Pick the right butter for the job every time.
It used to be that butter was a no-brainer, whether you were at the grocery store or standing in front of your refrigerator: The only decision you had to make was salted or unsalted. But these days, there is a proliferation of options in the stores, and more and more recipes and recipes are specifying specific styles of butter.
Confused about the difference, and where and when you should use the various types? Let’s debunk the butter aisle.
Unsalted butter is the all-purpose flour of the butter world. If a recipe simply calls for “butter,” this is the one to choose. Unsalted butter has a pure, creamy flavor. Its use in recipes allows the cook to have complete control over salt levels, making it a go-to for both baking and savory cooking. Unsalted butter will usually have 80% butterfat, and 16 to 18% water. I like to buy packs of “half-sticks,” which give me the most flexibility with butter, especially for baking.
Unless a recipe specifically calls for salted butter, it is generally best used for spreading on toast, radishes, crackers, and other straight usage. Salt was originally added to butter as a preservative, and as such, it was often believed that commercial salted butter used lesser quality or older cream. These days, it is really just a flavor preference. If you are team “Butter on the Counter,” salted will be your best bet to pack into your butter bell, as it will last longer than unsalted.

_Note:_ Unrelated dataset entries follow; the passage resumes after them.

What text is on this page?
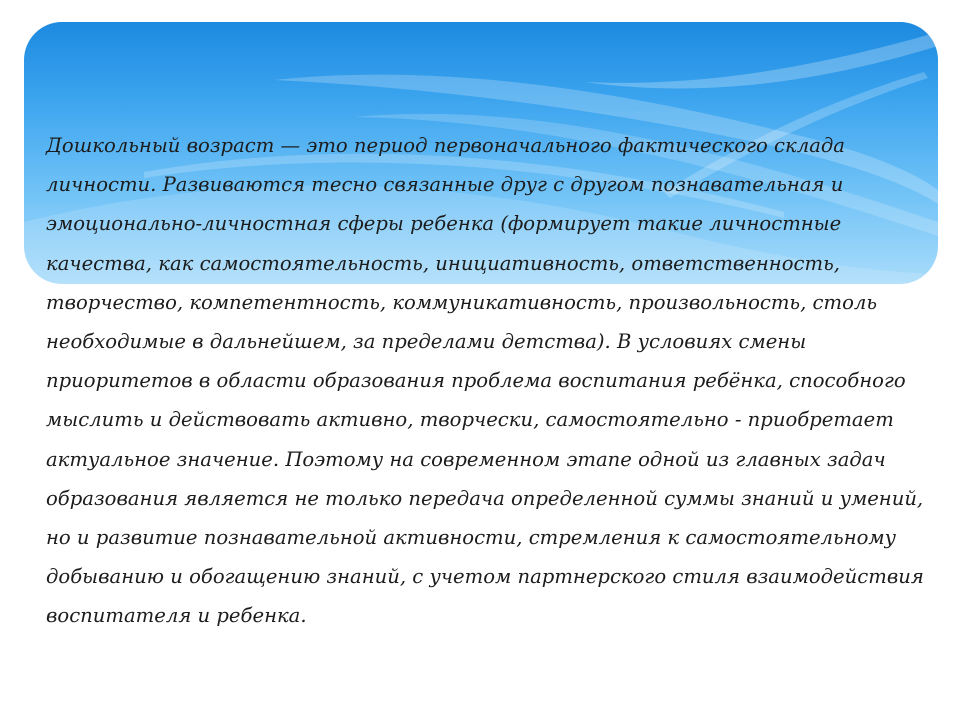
Дошкольный возраст — это период первоначального фактического склада личности. Развиваются тесно связанные друг с другом познавательная и эмоционально-личностная сферы ребенка (формирует такие личностные качества, как самостоятельность, инициативность, ответственность, творчество, компетентность, коммуникативность, произвольность, столь необходимые в дальнейшем, за пределами детства). В условиях смены приоритетов в области образования проблема воспитания ребёнка, способного мыслить и действовать активно, творчески, самостоятельно - приобретает актуальное значение. Поэтому на современном этапе одной из главных задач образования является не только передача определенной суммы знаний и умений, но и развитие познавательной активности, стремления к самостоятельному добыванию и обогащению знаний, с учетом партнерского стиля взаимодействия воспитателя и ребенка.
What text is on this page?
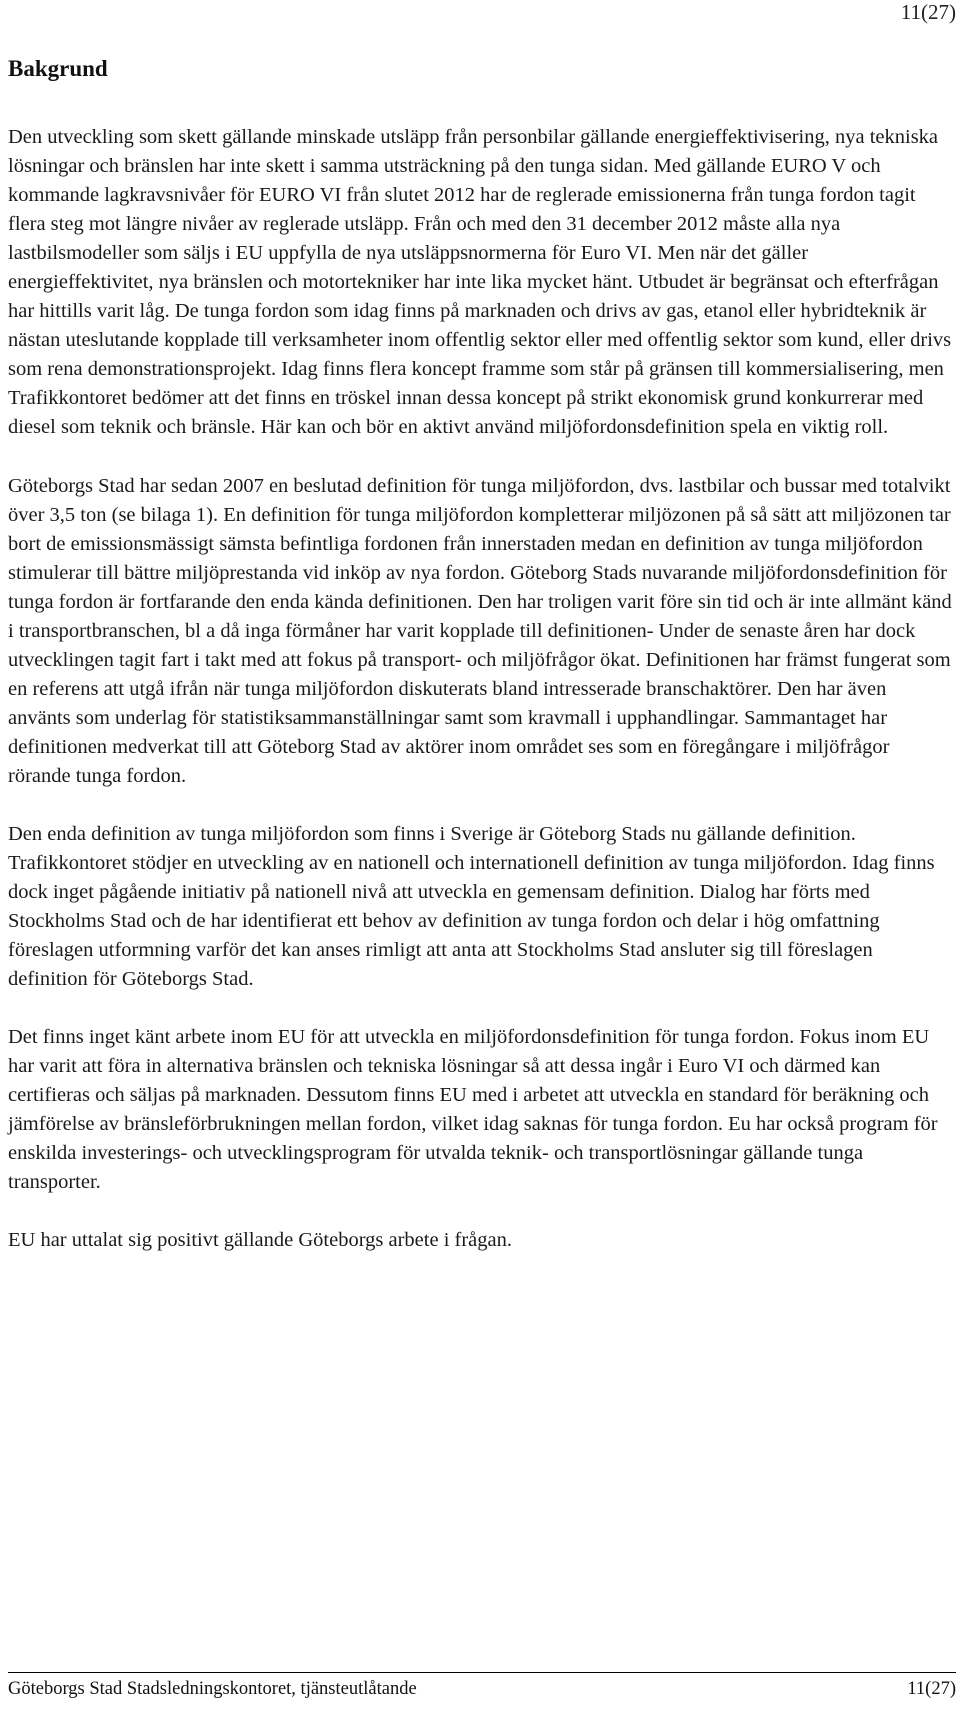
11(27)
Bakgrund

Den utveckling som skett gällande minskade utsläpp från personbilar gällande energieffektivisering, nya tekniska lösningar och bränslen har inte skett i samma utsträckning på den tunga sidan. Med gällande EURO V och kommande lagkravsnivåer för EURO VI från slutet 2012 har de reglerade emissionerna från tunga fordon tagit flera steg mot längre nivåer av reglerade utsläpp. Från och med den 31 december 2012 måste alla nya lastbilsmodeller som säljs i EU uppfylla de nya utsläppsnormerna för Euro VI. Men när det gäller energieffektivitet, nya bränslen och motortekniker har inte lika mycket hänt. Utbudet är begränsat och efterfrågan har hittills varit låg. De tunga fordon som idag finns på marknaden och drivs av gas, etanol eller hybridteknik är nästan uteslutande kopplade till verksamheter inom offentlig sektor eller med offentlig sektor som kund, eller drivs som rena demonstrationsprojekt. Idag finns flera koncept framme som står på gränsen till kommersialisering, men Trafikkontoret bedömer att det finns en tröskel innan dessa koncept på strikt ekonomisk grund konkurrerar med diesel som teknik och bränsle. Här kan och bör en aktivt använd miljöfordonsdefinition spela en viktig roll.

Göteborgs Stad har sedan 2007 en beslutad definition för tunga miljöfordon, dvs. lastbilar och bussar med totalvikt över 3,5 ton (se bilaga 1). En definition för tunga miljöfordon kompletterar miljözonen på så sätt att miljözonen tar bort de emissionsmässigt sämsta befintliga fordonen från innerstaden medan en definition av tunga miljöfordon stimulerar till bättre miljöprestanda vid inköp av nya fordon. Göteborg Stads nuvarande miljöfordonsdefinition för tunga fordon är fortfarande den enda kända definitionen. Den har troligen varit före sin tid och är inte allmänt känd i transportbranschen, bl a då inga förmåner har varit kopplade till definitionen- Under de senaste åren har dock utvecklingen tagit fart i takt med att fokus på transport- och miljöfrågor ökat. Definitionen har främst fungerat som en referens att utgå ifrån när tunga miljöfordon diskuterats bland intresserade branschaktörer. Den har även använts som underlag för statistiksammanställningar samt som kravmall i upphandlingar. Sammantaget har definitionen medverkat till att Göteborg Stad av aktörer inom området ses som en föregångare i miljöfrågor rörande tunga fordon.

Den enda definition av tunga miljöfordon som finns i Sverige är Göteborg Stads nu gällande definition. Trafikkontoret stödjer en utveckling av en nationell och internationell definition av tunga miljöfordon. Idag finns dock inget pågående initiativ på nationell nivå att utveckla en gemensam definition. Dialog har förts med Stockholms Stad och de har identifierat ett behov av definition av tunga fordon och delar i hög omfattning föreslagen utformning varför det kan anses rimligt att anta att Stockholms Stad ansluter sig till föreslagen definition för Göteborgs Stad.

Det finns inget känt arbete inom EU för att utveckla en miljöfordonsdefinition för tunga fordon. Fokus inom EU har varit att föra in alternativa bränslen och tekniska lösningar så att dessa ingår i Euro VI och därmed kan certifieras och säljas på marknaden. Dessutom finns EU med i arbetet att utveckla en standard för beräkning och jämförelse av bränsleförbrukningen mellan fordon, vilket idag saknas för tunga fordon. Eu har också program för enskilda investerings- och utvecklingsprogram för utvalda teknik- och transportlösningar gällande tunga transporter.

EU har uttalat sig positivt gällande Göteborgs arbete i frågan.

Göteborgs Stad Stadsledningskontoret, tjänsteutlåtande	11(27)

European butters have a higher butterfat percentage than American butters, and have become the butters of choice for many chefs, bakers, and passionate home cooks. American butters have to have 80% butterfat to be called butter, European butters or American-made “European style” butters have between 82% and 90% butterfat (and a maximum of 16% water), which makes for a richer flavor. These are great for spreading on bread at the table, but also can make a lovely difference in sauces that are boosted with butter, or rich baked goods.
This light fluffy salted butter comes in convenient tubs, and is a great option if you want butter that is more easily spreadable than sticks, even when right out of the fridge. These are a good choice if you live in a hot climate and leaving butter out isn’t an option for you. Perfect for toast, pancakes, baked potatoes and the like. If you like, you can make your own whipped butter by just whipping cool room temperature butter in your stand mixer or with a hand mixer until it is aerated and fluffy. Store it in an airtight container in the refrigerator. We don’t recommend using whipped butter in recipes unless you weigh it, as the aeration makes volume measures inaccurate for recipe use.
There are a variety of salted and unsalted cultured vegan butters on the market. You can find options made with vegetable oil, almond oil, olive oil, avocado oil, cashew milk, and coconut oil. They taste and act just like dairy butter, whether you're baking, spreading, melting, or browning.
Clarified butter and ghee
Clarified butter is butter that has been cooked to remove the water and milk solids, leaving pure butterfat. This gives it a much higher smoke point, which means you can cook with it without risk of burning. Unless you are shopping at a restaurant supply house, you will need to make your own clarified butter.
Ghee is a South Asian style of clarified butter, where the milk solids have been left to brown before straining, giving it the addition of a lovely nutty flavor. Ghee is readily available in grocery stores and is a wonderful product to keep on hand when you want to sauté or do other higher heat cooking and want that buttery flavor. Both are also great options for those who have dairy sensitivities, but not allergies.
The French call brown butter “beurre noisette,” or hazelnut butter, as a nod to its deep brown color and nutty, complex aroma and flavor. Brown better is butter that is melted and then cooked further, until the water evaporates and the milk solids brown and become toasty.
Cultured butter is made with cream that has been allowed to ferment slightly, intensifying the flavor and bringing some lovely tangy notes to the final product. It is great for spreading on bread, garnishing vegetables, or making compound butters, and is especially good drizzled on popcorn. We don’t recommend using it in recipes unless the text specifically calls for it, since the tangy flavor can be pronounced.